Once there, I announced that I believed myself obligated to hold the class, but in concern for the troubled students, I permitted anyone who wished to follow the news to leave free of any recorded cut. Chris Matthews must have left with that group. I would have liked to have taken an unrecorded cut myself, but perceived duty has a strange way of holding you back from what you would like to do. It has to have been the most difficult class I have ever attempted to teach. One student had a portable radio with an earpiece, and requested that he be able to listen to the news during class. I let him do so with the proviso that he inform us if something happened regarding the President’s condition. About two-thirds of the way through the class, that same student raised his hand and told us that they had announced John Kennedy's death. The pretense of continuing the class was no longer possible, and I asked everyone remaining to pray for the President and his family, and dismissed them.

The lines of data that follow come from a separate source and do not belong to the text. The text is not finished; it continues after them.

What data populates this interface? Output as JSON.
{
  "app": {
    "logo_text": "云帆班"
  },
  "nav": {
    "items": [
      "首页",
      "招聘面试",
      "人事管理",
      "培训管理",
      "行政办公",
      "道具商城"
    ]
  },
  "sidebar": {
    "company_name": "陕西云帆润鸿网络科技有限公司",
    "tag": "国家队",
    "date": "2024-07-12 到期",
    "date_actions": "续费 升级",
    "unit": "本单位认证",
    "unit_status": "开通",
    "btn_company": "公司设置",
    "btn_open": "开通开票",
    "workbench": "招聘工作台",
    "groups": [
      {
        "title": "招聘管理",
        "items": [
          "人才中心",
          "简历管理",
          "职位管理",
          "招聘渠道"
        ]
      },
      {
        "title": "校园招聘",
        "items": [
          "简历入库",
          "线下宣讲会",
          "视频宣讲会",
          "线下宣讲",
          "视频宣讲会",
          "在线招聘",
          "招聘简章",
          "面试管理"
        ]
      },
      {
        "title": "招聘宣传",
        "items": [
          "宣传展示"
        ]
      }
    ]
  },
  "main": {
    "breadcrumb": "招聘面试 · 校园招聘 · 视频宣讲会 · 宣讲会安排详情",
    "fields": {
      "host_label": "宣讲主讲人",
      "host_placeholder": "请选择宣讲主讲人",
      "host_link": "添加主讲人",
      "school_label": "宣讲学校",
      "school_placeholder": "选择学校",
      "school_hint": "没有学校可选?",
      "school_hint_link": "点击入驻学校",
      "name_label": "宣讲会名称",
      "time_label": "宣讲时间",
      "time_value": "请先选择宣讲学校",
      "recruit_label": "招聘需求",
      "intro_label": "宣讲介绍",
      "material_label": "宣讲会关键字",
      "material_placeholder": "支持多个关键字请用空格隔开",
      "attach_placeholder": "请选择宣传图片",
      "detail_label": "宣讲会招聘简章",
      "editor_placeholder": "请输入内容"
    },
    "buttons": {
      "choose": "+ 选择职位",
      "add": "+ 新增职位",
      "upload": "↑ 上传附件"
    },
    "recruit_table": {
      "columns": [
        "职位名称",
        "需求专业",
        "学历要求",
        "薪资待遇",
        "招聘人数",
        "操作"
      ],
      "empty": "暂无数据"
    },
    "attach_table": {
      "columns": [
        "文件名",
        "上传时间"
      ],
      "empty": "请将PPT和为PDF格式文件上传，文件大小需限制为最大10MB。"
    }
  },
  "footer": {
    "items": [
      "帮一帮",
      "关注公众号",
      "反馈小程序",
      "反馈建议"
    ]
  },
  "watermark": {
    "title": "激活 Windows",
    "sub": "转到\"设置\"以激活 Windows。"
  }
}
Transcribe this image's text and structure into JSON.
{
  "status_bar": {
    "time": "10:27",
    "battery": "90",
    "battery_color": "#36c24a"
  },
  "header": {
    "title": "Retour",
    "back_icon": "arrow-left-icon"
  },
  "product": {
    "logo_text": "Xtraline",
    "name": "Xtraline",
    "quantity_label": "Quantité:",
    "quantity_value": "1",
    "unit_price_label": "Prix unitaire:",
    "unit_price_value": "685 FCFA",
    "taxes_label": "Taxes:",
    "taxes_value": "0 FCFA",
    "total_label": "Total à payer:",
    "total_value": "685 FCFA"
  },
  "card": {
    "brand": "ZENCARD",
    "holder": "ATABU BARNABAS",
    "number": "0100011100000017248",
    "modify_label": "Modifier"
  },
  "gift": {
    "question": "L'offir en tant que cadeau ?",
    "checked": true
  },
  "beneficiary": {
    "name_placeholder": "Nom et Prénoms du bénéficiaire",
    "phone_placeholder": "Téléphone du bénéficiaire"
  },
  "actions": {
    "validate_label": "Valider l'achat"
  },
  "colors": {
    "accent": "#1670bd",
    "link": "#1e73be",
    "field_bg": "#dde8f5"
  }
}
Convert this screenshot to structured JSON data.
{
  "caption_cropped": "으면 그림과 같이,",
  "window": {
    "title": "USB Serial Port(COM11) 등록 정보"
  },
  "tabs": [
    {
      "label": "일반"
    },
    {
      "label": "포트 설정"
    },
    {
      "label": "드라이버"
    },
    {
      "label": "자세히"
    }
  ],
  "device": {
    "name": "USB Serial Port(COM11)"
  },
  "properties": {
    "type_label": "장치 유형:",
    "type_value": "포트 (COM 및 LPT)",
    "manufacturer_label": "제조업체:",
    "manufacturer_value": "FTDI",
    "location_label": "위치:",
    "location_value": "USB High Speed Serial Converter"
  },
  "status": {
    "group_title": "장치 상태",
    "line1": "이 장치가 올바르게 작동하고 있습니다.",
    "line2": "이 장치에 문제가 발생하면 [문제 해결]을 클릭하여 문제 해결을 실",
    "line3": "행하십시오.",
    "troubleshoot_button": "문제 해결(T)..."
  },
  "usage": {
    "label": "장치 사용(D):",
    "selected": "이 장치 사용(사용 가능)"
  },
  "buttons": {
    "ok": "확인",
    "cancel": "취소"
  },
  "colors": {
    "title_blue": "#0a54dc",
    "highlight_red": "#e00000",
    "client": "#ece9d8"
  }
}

As I packed up to leave the classroom, a student came up to me and reminded me that I was supposed to administer a make-up exam to him after class. Almost unbelieving, I asked whether he was sure he wished to do this, and he insisted that he did. Since I had his exam with me, I presented it, telling him to take all the time that he needed. He certainly had a better grip on priorities than I did at that point. I stayed in the large, almost empty, room as he wrote. By this time the fading light of a late November day was beginning to darken our surroundings, while I stared out the window of the Haberlin classroom at the western hills, increasingly shrouded in gloom, unable to seek the consolation of family and colleagues for the time being. The dying day seemed to foreshadow the dark times to come.